Guests who are experts in the subject or who have experienced the racism and those who have learnt about it are invited to schools and institutions of higher learning to speak about the social ill. There are also films, which are shown in the institutions and in the televisions that educate the people about racism and urge them to stop the vice. The movies display the ills of racism and show how a society and a country could be torn down by racism. The government of Cuba has instituted regulations and legislations that prevent the popular media from displaying any stereotypical materials. This legislation inspects the contents of all material passed through popular media for any stereotypical materials. If found the media houses responsible are either closed down or given hefty fines. Companies and institutions organize days and runs that promote the cohabitation of the two races and reduce racism at all costs.

Ways that the ideology of Cubanidad has attempted to address racial differences

            The Cubanidad ideology allowed for the reduction of the mentality of racism and the reduction of the racial divisions that existed in the economic and the social fronts of the country. However, the stereotypes that had been created were not corrected and the focus was not on correcting them at all. This therefore meant that the efforts to quell the racism were only half-baked. This is because the people who had been born and lived in Cuba during the racist period still had the concept in their minds and without the removal of the stereotypes, the efforts to end racism were not effective.

The ideology insisted on a free Cuba, one that had no special treatment on anyone due to the color of their skin and one that saw everyone a being the same. The president of the country also worked wit the ideology as it helped fulfill his vision to see a better and freer Cuba. The president that all Cuban people are the same and there is no Cuban culture that could have come about if there were not both black and white people in the country. Famous activists like Che Guevara helped in the struggle to free the black man from oppression and worked together with the Cuban government.  Political participation was encouraged by the Castro regime and religion was incorporated into politics. The Afro-Cuban people received recognition from the people of Cuba and its government.

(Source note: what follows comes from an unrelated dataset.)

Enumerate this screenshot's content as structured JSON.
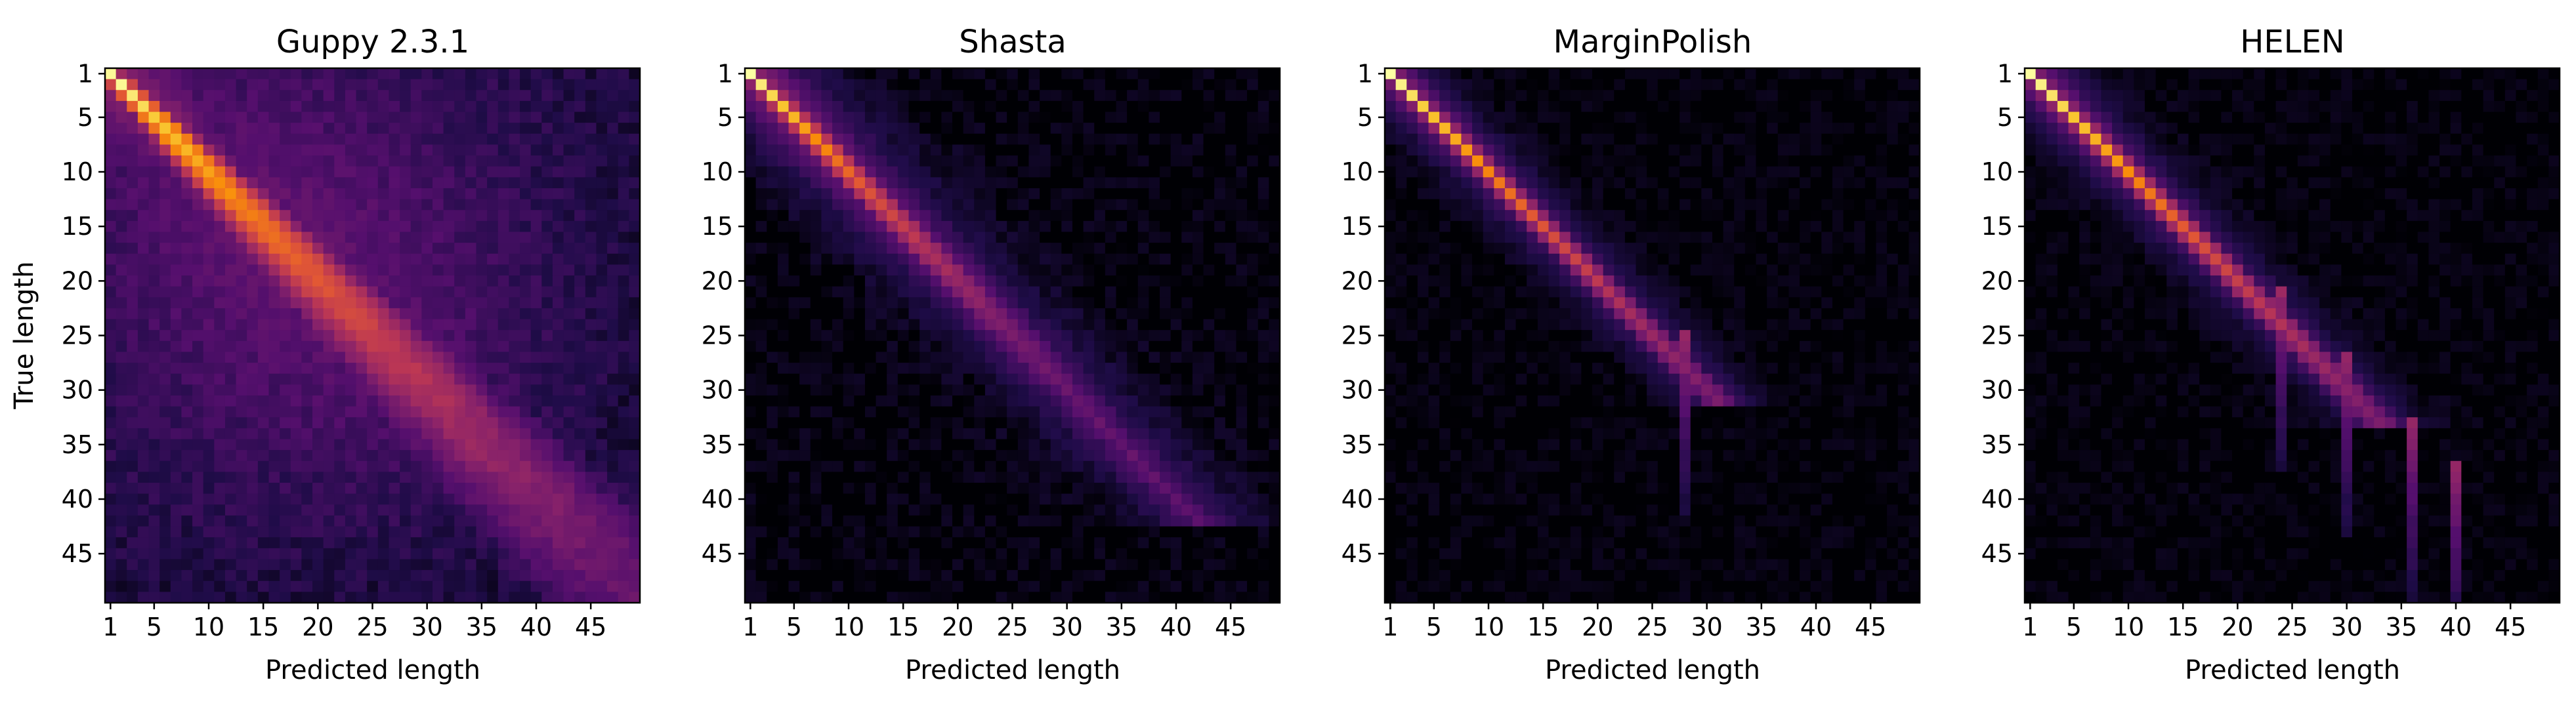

Housing in the country was also developed. Previously the black people lived in dilapidated locations that were filthy and with poor drainage systems. After the revolution, the blacks could access better housing facilities, their houses were renovated, and drainage systems fixed. The rents were reduced by half and the tenancy system of ownership was instituted. This system made sure that there was fairness in the issuing of houses and someone’s income decided which house they could live in. More black people ended up owning houses more than any other place in the world.

Works Cited:

Chomsky, Aviva. A History of the Cuban Revolution. Hoboken, NJ: John Wiley and Sons, 2010. Print.

Chomsky, Aviva., Carr, Barry, and Smorkaloff, Pamela María. The Cuba reader: history, culture, politics. New York, NY: Duke University Press, 2003. Print.

Ferrer, Ada. Insurgent Cuba: race, nation, and revolution, 1868-1898. New York, NY: UNC Press Books, 1999. Print.

Sawyer, Mark Q. Racial politics in post-revolutionary Cuba. Cambridge, MA: Cambridge University Press, 2006. Print.

Resistance Books, Neville Spencer et al. Cuba as Alternative: An Introduction to Cuba’s Socialist Revolution. New York, NY: Resistance Books, 2000. Print.